In that moment, I have a sinking feeling that she’s passing the buck, as if the chronic migraine that I suffer from is something she just doesn’t want to hear about anymore. But I push that feeling away, since I know that she’s also operating in a web of rules, all good ones I’m sure, rules that evolve in a place as giant and coordinated as my health care provider is.

I want to say, for the record, that we’ve always received excellent care there. The only small exception for me, I hesitate to say it, is around the issue of my head, where there is this constant changing, slipping, diminution. One drug worked, then they stopped offering it. Another drug worked, then I developed what is termed an allergic reaction, so that was off the table, too. Another drug was offered that, honestly, offers mild relief and a stomach ache. All along, the pain medication that softens the sharp corners of the migraine so I can function has been harder and harder to get. Thanks, junkies, for making my life more difficult. 

Chronic pain can make you feel desperate in a survival-way, like you might cry or lose your shit at any moment. I am so sick of feeling this way and of having to carry on, as if nothing were wrong.

When my doctor first walked into the room the other day and I greeted her warmly, as I always do, because she fascinates me, with her loud, fast talking and the way she doesn’t finish her sentences, leaping from subject to subject, one time even drawing me a map of the Yucatan on the back of a flyer for Weight Loss Clinics when I said we were about to travel there and she wanted to show me some Not To Be Missed sights, she paused.

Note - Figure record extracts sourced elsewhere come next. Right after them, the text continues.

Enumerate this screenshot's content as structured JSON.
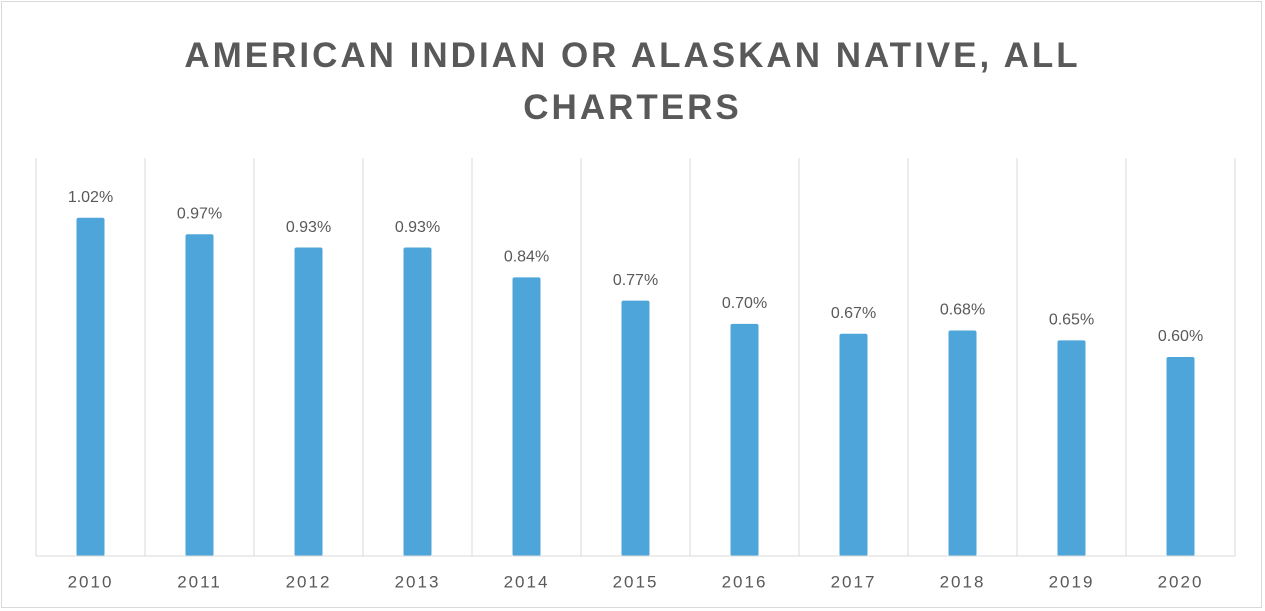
{
  "chart_data": {
    "type": "bar",
    "title": "AMERICAN INDIAN OR ALASKAN NATIVE, ALL CHARTERS",
    "categories": [
      "2010",
      "2011",
      "2012",
      "2013",
      "2014",
      "2015",
      "2016",
      "2017",
      "2018",
      "2019",
      "2020"
    ],
    "values": [
      1.02,
      0.97,
      0.93,
      0.93,
      0.84,
      0.77,
      0.7,
      0.67,
      0.68,
      0.65,
      0.6
    ],
    "value_labels": [
      "1.02%",
      "0.97%",
      "0.93%",
      "0.93%",
      "0.84%",
      "0.77%",
      "0.70%",
      "0.67%",
      "0.68%",
      "0.65%",
      "0.60%"
    ],
    "color": "#4ea5d9",
    "ylim": [
      0,
      1.2
    ]
  }
}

“You’re not mad at me? Sometimes I have patients in here who are so angry that I won’t refill their prescriptions, or who complain about the tone of my emails. They come in, and they’re so angry.”

Not me, I said. Nope.

When you have chronic pain and you need drugs, you learn early on that there’s a balance to be struck between complaining just enough and demanding. The demanding side of things has unfortunate consequences, like getting flagged in the system as drug-seeking. If that were to happen to me, or, more correctly, if that were to happen to me again (since it did once, when my doctor had this idea that I didn’t have a herniated disc and was using too much pain medication until an MRI revealed a disc herniated in two places), then I’d be hosed.

So yeah, it’s a delicate balance between advocating for yourself, just wanting, wanting so badly, not to be in pain, to be able to do simple things like everyone else, like go to work, like enjoy your life, like not be crippled by the total shut-down of the migraine, and advocating too hard.

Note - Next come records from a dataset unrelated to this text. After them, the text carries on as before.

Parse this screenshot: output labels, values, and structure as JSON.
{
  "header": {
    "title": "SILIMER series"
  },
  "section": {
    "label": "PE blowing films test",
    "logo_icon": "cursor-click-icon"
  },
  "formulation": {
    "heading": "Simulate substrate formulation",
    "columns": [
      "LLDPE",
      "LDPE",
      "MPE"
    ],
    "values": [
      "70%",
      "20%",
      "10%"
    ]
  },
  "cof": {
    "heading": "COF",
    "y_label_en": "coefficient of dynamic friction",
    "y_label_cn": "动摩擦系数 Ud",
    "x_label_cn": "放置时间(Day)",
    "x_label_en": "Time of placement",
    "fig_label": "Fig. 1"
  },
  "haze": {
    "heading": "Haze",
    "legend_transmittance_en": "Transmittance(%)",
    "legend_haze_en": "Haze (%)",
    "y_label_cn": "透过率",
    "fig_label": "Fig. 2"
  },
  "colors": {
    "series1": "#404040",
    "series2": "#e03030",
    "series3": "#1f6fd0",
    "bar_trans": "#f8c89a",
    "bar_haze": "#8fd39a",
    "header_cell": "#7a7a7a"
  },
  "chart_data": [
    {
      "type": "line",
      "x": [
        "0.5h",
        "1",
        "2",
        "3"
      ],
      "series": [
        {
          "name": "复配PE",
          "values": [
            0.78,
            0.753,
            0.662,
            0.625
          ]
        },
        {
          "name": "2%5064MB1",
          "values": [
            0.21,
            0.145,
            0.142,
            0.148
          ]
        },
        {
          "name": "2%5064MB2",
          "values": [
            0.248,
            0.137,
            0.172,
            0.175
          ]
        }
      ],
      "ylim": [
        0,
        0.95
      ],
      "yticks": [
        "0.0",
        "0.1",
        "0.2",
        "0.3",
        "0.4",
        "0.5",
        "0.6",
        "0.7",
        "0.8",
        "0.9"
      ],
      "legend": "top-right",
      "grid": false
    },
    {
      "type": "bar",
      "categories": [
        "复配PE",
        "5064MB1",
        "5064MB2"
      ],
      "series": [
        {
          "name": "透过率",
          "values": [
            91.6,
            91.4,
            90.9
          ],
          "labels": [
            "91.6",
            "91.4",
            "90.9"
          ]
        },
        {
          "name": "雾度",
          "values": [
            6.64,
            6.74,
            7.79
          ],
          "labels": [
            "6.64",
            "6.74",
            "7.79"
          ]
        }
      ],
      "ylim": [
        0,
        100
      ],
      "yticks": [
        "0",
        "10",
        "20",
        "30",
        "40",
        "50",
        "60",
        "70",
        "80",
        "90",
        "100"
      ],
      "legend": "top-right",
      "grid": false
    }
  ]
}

Corny, sure, but going to the pain clinic this morning, finally, now that I’ve gotten the referral, is a little bit like a trip to a quiet Disneyland – one without, I cross my fingers, a lot of flickering fluorescent lights and noise. I guard against putting too much hope in it, remembering the first time I did go to the actual Disneyland, 11 years old with my little sisters, 7 and 5, in tow, disappointedly aware of the artifice in the Haunted House ride, wishing it were real, suffering again the let-down of realizing that the magic Trolley wasn’t magic after all, it was just Mr. Rogers pushing a button, out of sight.

Because I’ve had this same headache, with varying degrees of intensity, for over 10 days now. So yeah, magic, or at least better drugs, is totally on my agenda.

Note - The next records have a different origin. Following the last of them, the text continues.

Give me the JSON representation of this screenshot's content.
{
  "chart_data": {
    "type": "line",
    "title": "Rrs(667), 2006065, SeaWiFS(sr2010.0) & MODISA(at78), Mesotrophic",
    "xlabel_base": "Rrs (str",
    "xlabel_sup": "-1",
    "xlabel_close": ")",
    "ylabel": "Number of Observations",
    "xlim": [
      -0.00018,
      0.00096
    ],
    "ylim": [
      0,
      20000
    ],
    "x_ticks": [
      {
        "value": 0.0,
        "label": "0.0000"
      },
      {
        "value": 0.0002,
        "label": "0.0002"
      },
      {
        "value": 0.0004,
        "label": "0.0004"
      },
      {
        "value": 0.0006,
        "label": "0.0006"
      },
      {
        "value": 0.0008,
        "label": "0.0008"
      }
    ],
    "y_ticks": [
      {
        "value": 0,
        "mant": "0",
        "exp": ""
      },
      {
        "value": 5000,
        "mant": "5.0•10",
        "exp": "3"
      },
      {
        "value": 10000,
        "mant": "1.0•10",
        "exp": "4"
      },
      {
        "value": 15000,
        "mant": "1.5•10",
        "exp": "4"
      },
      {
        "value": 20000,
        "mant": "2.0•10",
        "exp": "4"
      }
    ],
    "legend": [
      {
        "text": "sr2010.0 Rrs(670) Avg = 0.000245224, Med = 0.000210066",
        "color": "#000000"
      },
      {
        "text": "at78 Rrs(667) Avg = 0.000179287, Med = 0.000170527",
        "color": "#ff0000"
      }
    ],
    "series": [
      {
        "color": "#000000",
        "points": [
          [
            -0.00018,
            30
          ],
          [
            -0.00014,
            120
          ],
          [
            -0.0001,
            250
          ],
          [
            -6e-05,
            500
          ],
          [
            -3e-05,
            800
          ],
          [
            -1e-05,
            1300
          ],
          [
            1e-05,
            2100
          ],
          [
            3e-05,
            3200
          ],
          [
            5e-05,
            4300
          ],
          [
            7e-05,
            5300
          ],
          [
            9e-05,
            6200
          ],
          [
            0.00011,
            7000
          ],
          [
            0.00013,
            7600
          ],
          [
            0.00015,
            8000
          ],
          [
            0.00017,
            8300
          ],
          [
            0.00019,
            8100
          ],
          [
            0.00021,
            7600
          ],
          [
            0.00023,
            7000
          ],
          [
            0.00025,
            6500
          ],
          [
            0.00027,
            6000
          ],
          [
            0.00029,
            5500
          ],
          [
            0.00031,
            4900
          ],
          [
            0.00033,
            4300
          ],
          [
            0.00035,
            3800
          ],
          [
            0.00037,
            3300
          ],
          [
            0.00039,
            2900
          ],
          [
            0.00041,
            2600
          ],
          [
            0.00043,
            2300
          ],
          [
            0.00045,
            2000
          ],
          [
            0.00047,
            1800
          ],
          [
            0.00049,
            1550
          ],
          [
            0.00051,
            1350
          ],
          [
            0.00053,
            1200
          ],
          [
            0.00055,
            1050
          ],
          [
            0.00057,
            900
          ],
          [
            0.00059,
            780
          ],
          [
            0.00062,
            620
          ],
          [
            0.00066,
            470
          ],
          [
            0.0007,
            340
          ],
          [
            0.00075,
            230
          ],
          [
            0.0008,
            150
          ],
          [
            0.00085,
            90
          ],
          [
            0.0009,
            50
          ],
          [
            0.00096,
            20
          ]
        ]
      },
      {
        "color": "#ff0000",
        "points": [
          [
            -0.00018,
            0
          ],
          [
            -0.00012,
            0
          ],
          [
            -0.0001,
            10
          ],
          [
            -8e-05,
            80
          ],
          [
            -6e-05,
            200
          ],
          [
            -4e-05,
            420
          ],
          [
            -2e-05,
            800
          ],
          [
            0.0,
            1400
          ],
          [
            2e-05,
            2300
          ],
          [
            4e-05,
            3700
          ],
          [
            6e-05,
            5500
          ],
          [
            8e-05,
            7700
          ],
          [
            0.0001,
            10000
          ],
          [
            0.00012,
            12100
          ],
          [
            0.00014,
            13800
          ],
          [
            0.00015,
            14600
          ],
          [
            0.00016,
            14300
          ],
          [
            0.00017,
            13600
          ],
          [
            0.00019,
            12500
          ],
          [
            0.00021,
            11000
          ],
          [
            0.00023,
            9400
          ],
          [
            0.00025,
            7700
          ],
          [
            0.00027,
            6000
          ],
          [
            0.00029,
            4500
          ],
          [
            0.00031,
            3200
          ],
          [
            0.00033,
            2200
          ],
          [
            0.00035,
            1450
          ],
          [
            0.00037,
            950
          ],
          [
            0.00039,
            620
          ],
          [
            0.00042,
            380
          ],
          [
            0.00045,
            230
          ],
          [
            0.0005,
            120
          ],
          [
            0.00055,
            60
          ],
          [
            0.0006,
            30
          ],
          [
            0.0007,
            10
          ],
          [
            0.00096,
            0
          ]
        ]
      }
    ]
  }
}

I am trying not to hope unduly for relief. That’s sad, right? Of course, I should hope for relief. But that’s another thing about chronic migraine pain: it really wears you down. As does the fear of getting shut out of the system, of having avenues of pain management shut down.

I just want to feel better. I just want to work. I just want this weight lifted off my neck.

I don’t think it’s too much to ask. And though I say I’m guarding against hope, still I am looking forward to what happens at 8:15 this morning in the Neighborhood of Pain Relief. If nothing else, like I always say, it’ll be an experience.

But really, really, I’m hoping everyone gets together on this – Santa and Mr Rogers and King Friday and Mr Disney and the doctor and the nurses: please, I've been very, very good and I just want to feel better, ok? Just better, that’s all.